Now gentlemen, the -- the punishment, the penalty for Mr. Franklin is always romanticism. The rationalists, like Mr. Franklin, create such a void that then you have to get as a reaction -- in England you get Wordsworth; and Victor Hugo you get in France; and the Romantic School you get in Germany; and in America we have Benjamin Franklin; and in Scotland, you have Walter Scott. That is, the useless is brought in as of another world. These Scottish knights and these red Indians, you see, are utterly unimportant for your business dealings, you see, they're just nice. So the soap opera comes in and this famous dichotomy, or tripartition that man has will, intellect and feelings, and in order to please your feelings, you have to get -- good feelings, you have to get The Last of the Mohicans, and you have to be flattered, you have to be soaped. And this is what makes America the most sentimental country because it doesn't believe in anything. So if you are so clever, then you give up, in order to be sentimentalized, or romanticized, and you get -- go to the opposite end. You get neon light, and you are just dumbfounded, and flabbergasted, and overcome, and put out, and "fascinated," as the word says, and thrilled, and tickled to death, and how all these flapper phrases run. And, you see, what is fascination, you see? Something that, although it is useless, you cannot help, you see, paying for.

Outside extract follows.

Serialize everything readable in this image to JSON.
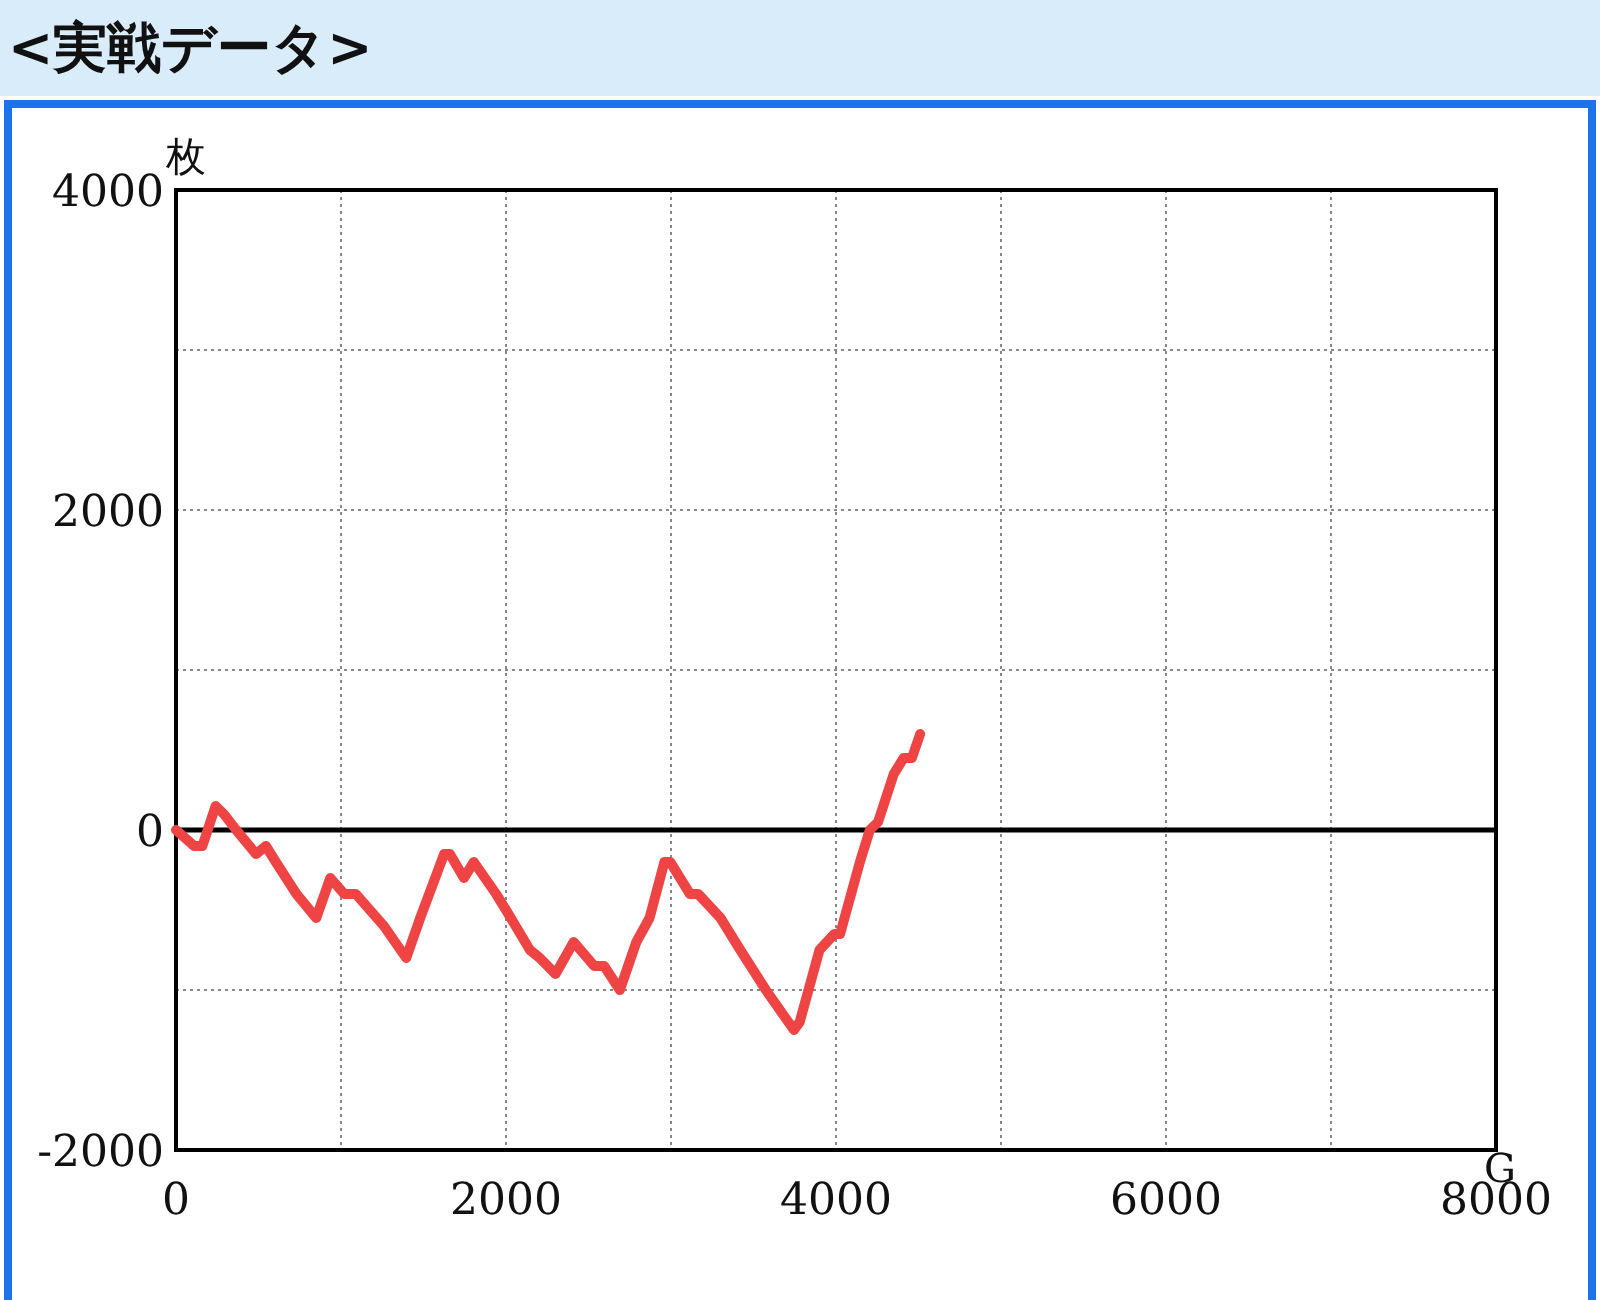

This is Mr. Cooper. Mr. Cooper is the beginning -- Mr. -- I -- Mr. Franklin is the beginning of great things. He's certainly the beginning of Mr. Hitler. But Mr. Cooper is the beginning of the burlesque show, because man cannot live by reason, so he has to create fiction. And the fiction world is -- after all always the exact complementary part to the world in which we actually live. So the heroes of the fiction story are very different from the heroes of great literature. I mean, Tolstoy's War and Peace or Dostoevsky's Brothers Karamazov, they are we, you see, in earnest. But the -- he -- the -- the -- this Natty Bumpo of course is not Mr. Cooper at all, you see. It's the other half, his -- his wish, his desire.

The heroes of great literature, gentlemen, are the undesirable, real creatures. And the heroes of so-called "fiction" are, you see, our wish-dreams, our wish-fulfillments. They fill out the void. Now, the greater the void you create in -- reality in your philosophy, the more distorted must be the other person. That is the price of empty philosophy. If usefulness is the criterion for the real life, then uselessness must be the criterion of the other half, of fiction, which it is. These Indians are no use to anybody. They can't even be integrated into the -- into the historical existence of society, you see. And therefore, they are so beloved. And the waterfalls, and the -- and the moonlight, and all these things are -- they are, you see, so much on the other side, that the Romantic School says, "This is for the feelings." Can you see this? Half and half. But they are two halves that never get together. The o- -- one is therefore called "fiction." Of course, Mr. Cooper didn't dare to call it "fiction" in his days. This was great art. It was "the novel," as it was called. We call it today, brutally, "fiction."

I would like -- would -- would somebody go to the Oxford Dictionary next time and report back to us how old the word "fiction" is, for this kind of stuff. It cannot be older than Cooper, because before, great literature li- -- was not allowed to just take refuge into the other half of -- into that half of life which the merchant, or the carpenter, or the housewife were not allowed to live out themselves. The great desire of a real writer is to make men whole. And the desire of the fiction writer is to stress that he offers that half of life, you see, which cannot be lived. And the better he does it, the more -- greater is his success.

So I -- have I done injustice to both people? To both men? If I have, that's what I wanted to do.